In 1904, President Theodore Roosevelt wrote to his Secretary of the Treasury, complaining that the U.S. coin lacked artistic merit, and asked if it would be possible to engage an artist, to prepare new coin designs. The Lincoln cent, was then designed by Victor David Brenner in 1909. On the back of the Lincoln cent, in Latin, is engraved“E pluribus unum”, which translates to “out of many, one”. Expressing that the 13 colonies emerged into a single nation.
An optical land level
George Washington was a professional land surveyor. He spent the early part of his career as a professional surveyor. Here’s one of the earliest maps he created, of the town of Alexandria, Virginia.
A whiskey barrel
He owned a profitable whiskey distillery in Mount Vernon.
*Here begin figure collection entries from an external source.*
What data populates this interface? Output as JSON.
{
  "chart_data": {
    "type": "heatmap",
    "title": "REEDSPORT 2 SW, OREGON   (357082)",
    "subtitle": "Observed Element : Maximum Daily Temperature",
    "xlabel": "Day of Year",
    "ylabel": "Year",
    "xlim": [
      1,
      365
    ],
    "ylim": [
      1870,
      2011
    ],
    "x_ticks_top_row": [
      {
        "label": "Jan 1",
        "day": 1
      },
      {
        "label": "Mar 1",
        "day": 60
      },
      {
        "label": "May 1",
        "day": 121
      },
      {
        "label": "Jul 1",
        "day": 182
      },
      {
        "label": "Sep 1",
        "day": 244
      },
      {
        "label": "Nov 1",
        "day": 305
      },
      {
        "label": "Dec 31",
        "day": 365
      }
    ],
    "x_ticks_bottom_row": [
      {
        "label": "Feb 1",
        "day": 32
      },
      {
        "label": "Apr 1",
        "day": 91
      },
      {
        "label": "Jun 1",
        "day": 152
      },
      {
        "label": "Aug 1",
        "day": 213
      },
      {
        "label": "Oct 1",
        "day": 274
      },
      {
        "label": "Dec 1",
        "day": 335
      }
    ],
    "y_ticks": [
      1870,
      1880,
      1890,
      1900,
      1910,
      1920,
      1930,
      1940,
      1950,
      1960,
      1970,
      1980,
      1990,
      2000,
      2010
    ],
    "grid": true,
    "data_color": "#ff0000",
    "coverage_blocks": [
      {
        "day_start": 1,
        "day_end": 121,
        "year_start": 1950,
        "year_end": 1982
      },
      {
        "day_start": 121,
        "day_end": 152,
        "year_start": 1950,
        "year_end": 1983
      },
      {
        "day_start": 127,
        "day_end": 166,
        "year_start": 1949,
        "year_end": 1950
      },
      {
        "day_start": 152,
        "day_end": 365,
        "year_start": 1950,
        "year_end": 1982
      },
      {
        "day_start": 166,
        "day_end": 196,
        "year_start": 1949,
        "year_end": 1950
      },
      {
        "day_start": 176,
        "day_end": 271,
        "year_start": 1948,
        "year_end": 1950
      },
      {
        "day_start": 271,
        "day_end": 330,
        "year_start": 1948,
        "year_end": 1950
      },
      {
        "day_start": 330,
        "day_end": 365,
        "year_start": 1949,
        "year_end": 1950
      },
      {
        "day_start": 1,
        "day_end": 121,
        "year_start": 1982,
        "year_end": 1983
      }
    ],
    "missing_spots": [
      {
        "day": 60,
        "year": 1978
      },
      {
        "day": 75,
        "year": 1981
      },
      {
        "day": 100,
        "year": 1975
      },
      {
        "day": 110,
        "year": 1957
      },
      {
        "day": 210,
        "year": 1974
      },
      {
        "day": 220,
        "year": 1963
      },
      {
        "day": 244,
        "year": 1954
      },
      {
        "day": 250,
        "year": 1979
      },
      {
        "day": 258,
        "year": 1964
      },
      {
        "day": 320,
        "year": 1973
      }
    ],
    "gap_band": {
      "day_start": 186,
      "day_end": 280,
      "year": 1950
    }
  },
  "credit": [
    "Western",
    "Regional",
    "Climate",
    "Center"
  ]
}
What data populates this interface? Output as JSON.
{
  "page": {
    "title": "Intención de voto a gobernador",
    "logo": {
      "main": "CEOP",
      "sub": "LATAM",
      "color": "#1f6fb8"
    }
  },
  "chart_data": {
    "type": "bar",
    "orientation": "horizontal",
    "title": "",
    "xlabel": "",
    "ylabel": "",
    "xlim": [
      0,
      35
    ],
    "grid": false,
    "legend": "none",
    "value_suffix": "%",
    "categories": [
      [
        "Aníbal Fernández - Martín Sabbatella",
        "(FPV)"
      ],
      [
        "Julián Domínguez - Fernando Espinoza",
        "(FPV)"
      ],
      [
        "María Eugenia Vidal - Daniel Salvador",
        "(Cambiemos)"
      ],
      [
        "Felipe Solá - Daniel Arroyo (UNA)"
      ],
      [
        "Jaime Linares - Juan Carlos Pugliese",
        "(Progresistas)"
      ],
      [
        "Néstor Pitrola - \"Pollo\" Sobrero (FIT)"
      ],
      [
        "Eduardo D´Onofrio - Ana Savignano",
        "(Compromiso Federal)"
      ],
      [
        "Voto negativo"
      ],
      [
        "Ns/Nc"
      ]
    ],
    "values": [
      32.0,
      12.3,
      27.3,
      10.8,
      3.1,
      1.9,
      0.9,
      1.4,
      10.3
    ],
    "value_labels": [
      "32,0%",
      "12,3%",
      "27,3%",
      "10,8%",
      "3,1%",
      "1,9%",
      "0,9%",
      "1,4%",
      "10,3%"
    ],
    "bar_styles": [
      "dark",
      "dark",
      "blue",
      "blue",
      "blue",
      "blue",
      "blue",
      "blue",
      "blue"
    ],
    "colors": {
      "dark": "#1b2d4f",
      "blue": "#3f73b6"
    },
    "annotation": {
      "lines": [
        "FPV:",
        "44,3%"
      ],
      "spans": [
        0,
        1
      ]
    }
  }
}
According to Julian Niemcewicz, a Polish visitor to the estate, it distilled 12,000 gallons a year. In 1799, Washington wrote to his nephew: “Two hundred gallons of Whiskey will be ready this day for your call, and the sooner it is taken the better, as the demand for this article (in these parts) is brisk.”
George Washington wrote anywhere from 18,000 to 20,000 letters during the course of his lifetime.
When we hear the name George Washington, what many of us remember from elementary school is that he had horrible issues with his teeth. A very popular myth is that he had wooden teeth implanted into his mouth the replace the ones that had fallen out. What most people don’t know is that he actually had ivory teeth from the tusks of elephants implanted. What happens to ivory over time of eating and drinking is that is starts developing hairline cracks that turn brown which was commonly mistaken for wood.